Crisis als katalysator
Waardering voor de zorgprofessional is als thema niet nieuw. Door de grote arbeidsmarkttekorten was er de laatste jaren al veel aandacht voor het aantrekkelijker maken van het vak van de zorgmedewerker. Ondanks vele inspanningen – zoals actielijnen en campagnes – blijft het vertrek en verzuim van verzorgenden en verpleegkundigen hoog. Het lukt maar niet om de vinger op de zere plek te leggen.
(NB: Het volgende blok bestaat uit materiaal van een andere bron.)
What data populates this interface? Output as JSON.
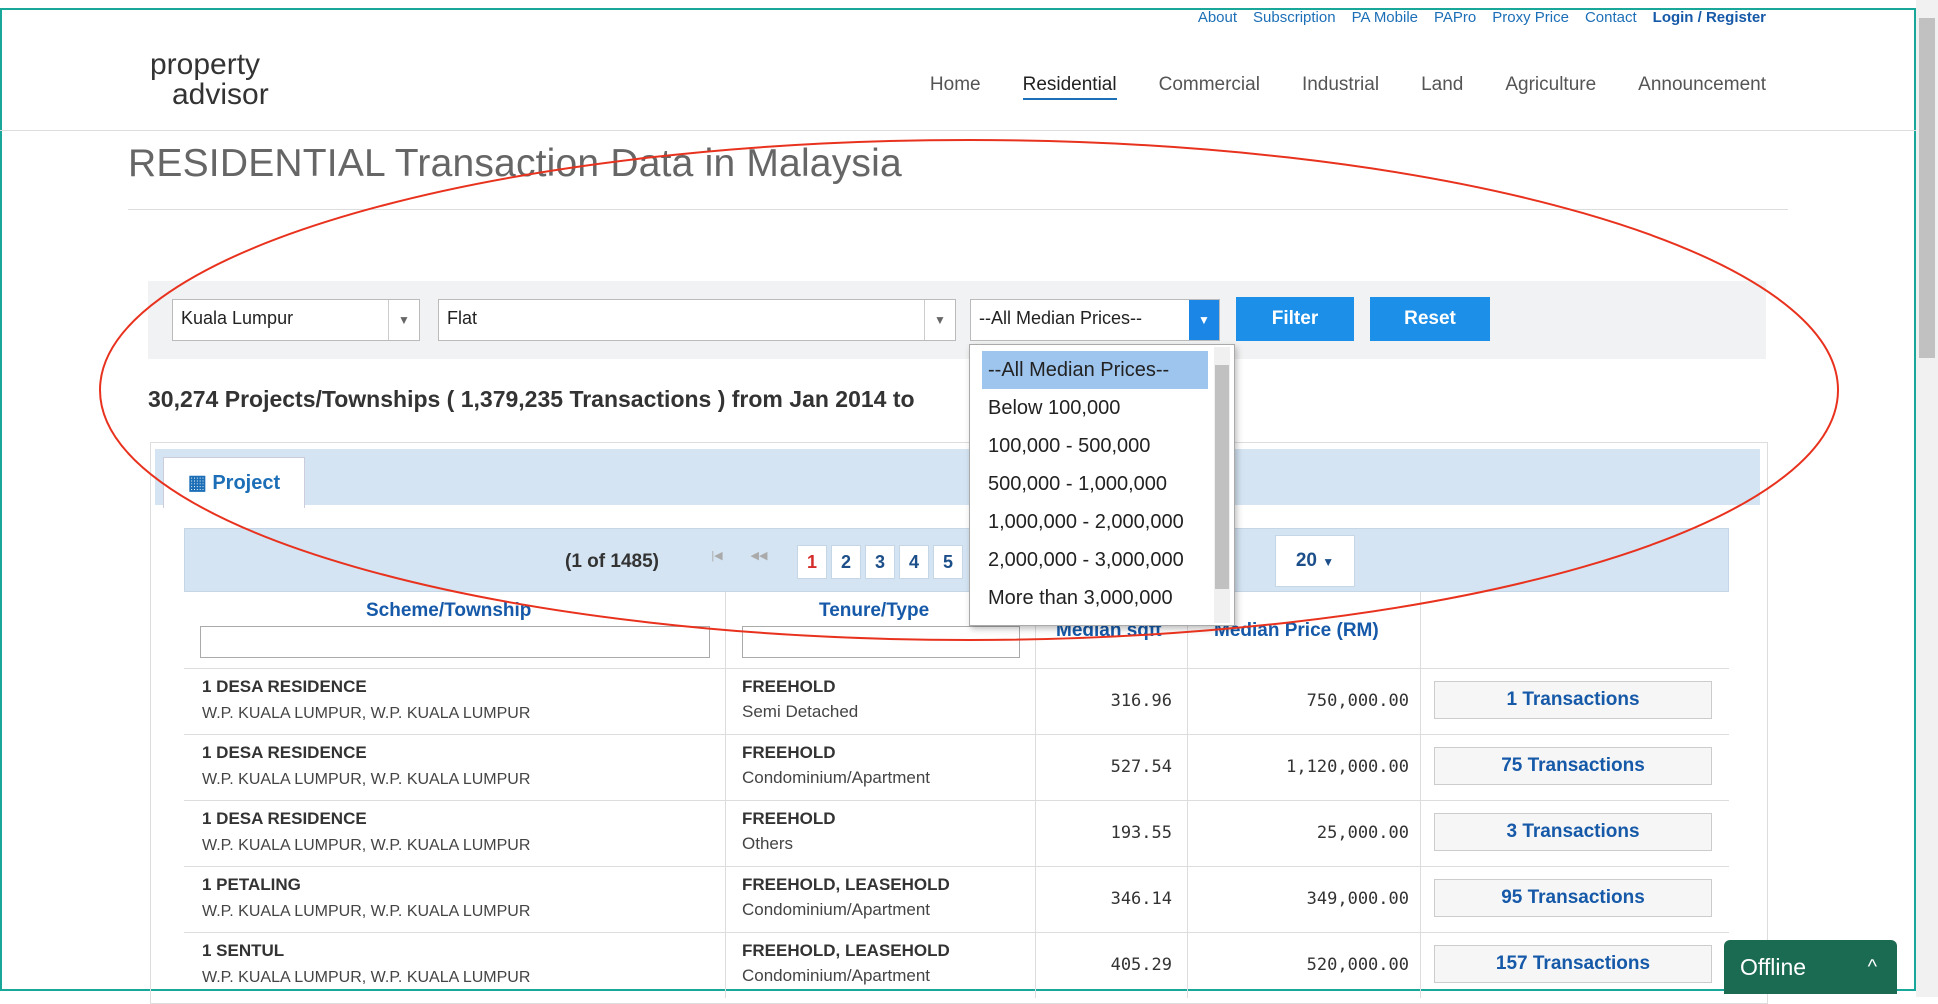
{
  "toplinks": [
    "About",
    "Subscription",
    "PA Mobile",
    "PAPro",
    "Proxy Price",
    "Contact",
    "Login / Register"
  ],
  "logo": {
    "line1": "property",
    "line2": "advisor"
  },
  "nav": [
    "Home",
    "Residential",
    "Commercial",
    "Industrial",
    "Land",
    "Agriculture",
    "Announcement"
  ],
  "page_title": "RESIDENTIAL Transaction Data in Malaysia",
  "filters": {
    "state": "Kuala Lumpur",
    "property_type": "Flat",
    "median_price": "--All Median Prices--",
    "filter_label": "Filter",
    "reset_label": "Reset"
  },
  "summary": "30,274 Projects/Townships ( 1,379,235 Transactions ) from Jan 2014 to",
  "tab_label": "Project",
  "pager": {
    "info": "(1 of 1485)",
    "first": "|◀",
    "prev": "◀◀",
    "pages": [
      "1",
      "2",
      "3",
      "4",
      "5"
    ],
    "per_page": "20"
  },
  "columns": {
    "scheme": "Scheme/Township",
    "tenure": "Tenure/Type",
    "sqft": "Median sqft",
    "price": "Median Price (RM)"
  },
  "rows": [
    {
      "name": "1 DESA RESIDENCE",
      "loc": "W.P. KUALA LUMPUR, W.P. KUALA LUMPUR",
      "tenure": "FREEHOLD",
      "type": "Semi Detached",
      "sqft": "316.96",
      "price": "750,000.00",
      "tx": "1 Transactions"
    },
    {
      "name": "1 DESA RESIDENCE",
      "loc": "W.P. KUALA LUMPUR, W.P. KUALA LUMPUR",
      "tenure": "FREEHOLD",
      "type": "Condominium/Apartment",
      "sqft": "527.54",
      "price": "1,120,000.00",
      "tx": "75 Transactions"
    },
    {
      "name": "1 DESA RESIDENCE",
      "loc": "W.P. KUALA LUMPUR, W.P. KUALA LUMPUR",
      "tenure": "FREEHOLD",
      "type": "Others",
      "sqft": "193.55",
      "price": "25,000.00",
      "tx": "3 Transactions"
    },
    {
      "name": "1 PETALING",
      "loc": "W.P. KUALA LUMPUR, W.P. KUALA LUMPUR",
      "tenure": "FREEHOLD, LEASEHOLD",
      "type": "Condominium/Apartment",
      "sqft": "346.14",
      "price": "349,000.00",
      "tx": "95 Transactions"
    },
    {
      "name": "1 SENTUL",
      "loc": "W.P. KUALA LUMPUR, W.P. KUALA LUMPUR",
      "tenure": "FREEHOLD, LEASEHOLD",
      "type": "Condominium/Apartment",
      "sqft": "405.29",
      "price": "520,000.00",
      "tx": "157 Transactions"
    }
  ],
  "price_options": [
    "--All Median Prices--",
    "Below 100,000",
    "100,000 - 500,000",
    "500,000 - 1,000,000",
    "1,000,000 - 2,000,000",
    "2,000,000 - 3,000,000",
    "More than 3,000,000"
  ],
  "chat": {
    "label": "Offline",
    "chevron": "^"
  },
  "colors": {
    "accent": "#1c8fe8",
    "annotation": "#e8321e",
    "frame": "#19a79a",
    "chat": "#1b6b52"
  },
  "icons": {
    "tab": "table-icon",
    "dropdown": "caret-down-icon"
  }
}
En dan komt de coronacrisis. De zorg en zorgmedewerkers zijn ineens ‘in the picture’. Tijdens de coronacrisis wordt duidelijker dan ooit: het werk in de zorg is cruciaal. Zorgmedewerkers krijgen applaus, cadeaus, ondersteuning, kinderopvang, een bonus en media-aandacht. Voor sommige zorgmedewerkers geeft dit een gevoel van ‘eindelijk erkenning’. Anderen benadrukken dat ze ‘gewoon hun werk doen’. Velen spreken de hoop uit dat de crisis zorgt voor een blijvende verandering in waardering voor de zorgmedewerker. Een aantal maanden later lijkt het (goedbedoelde) applaus tegelijkertijd een bestaand pijnpunt te hebben vergroot, of er ten minste een nieuw licht op te werpen.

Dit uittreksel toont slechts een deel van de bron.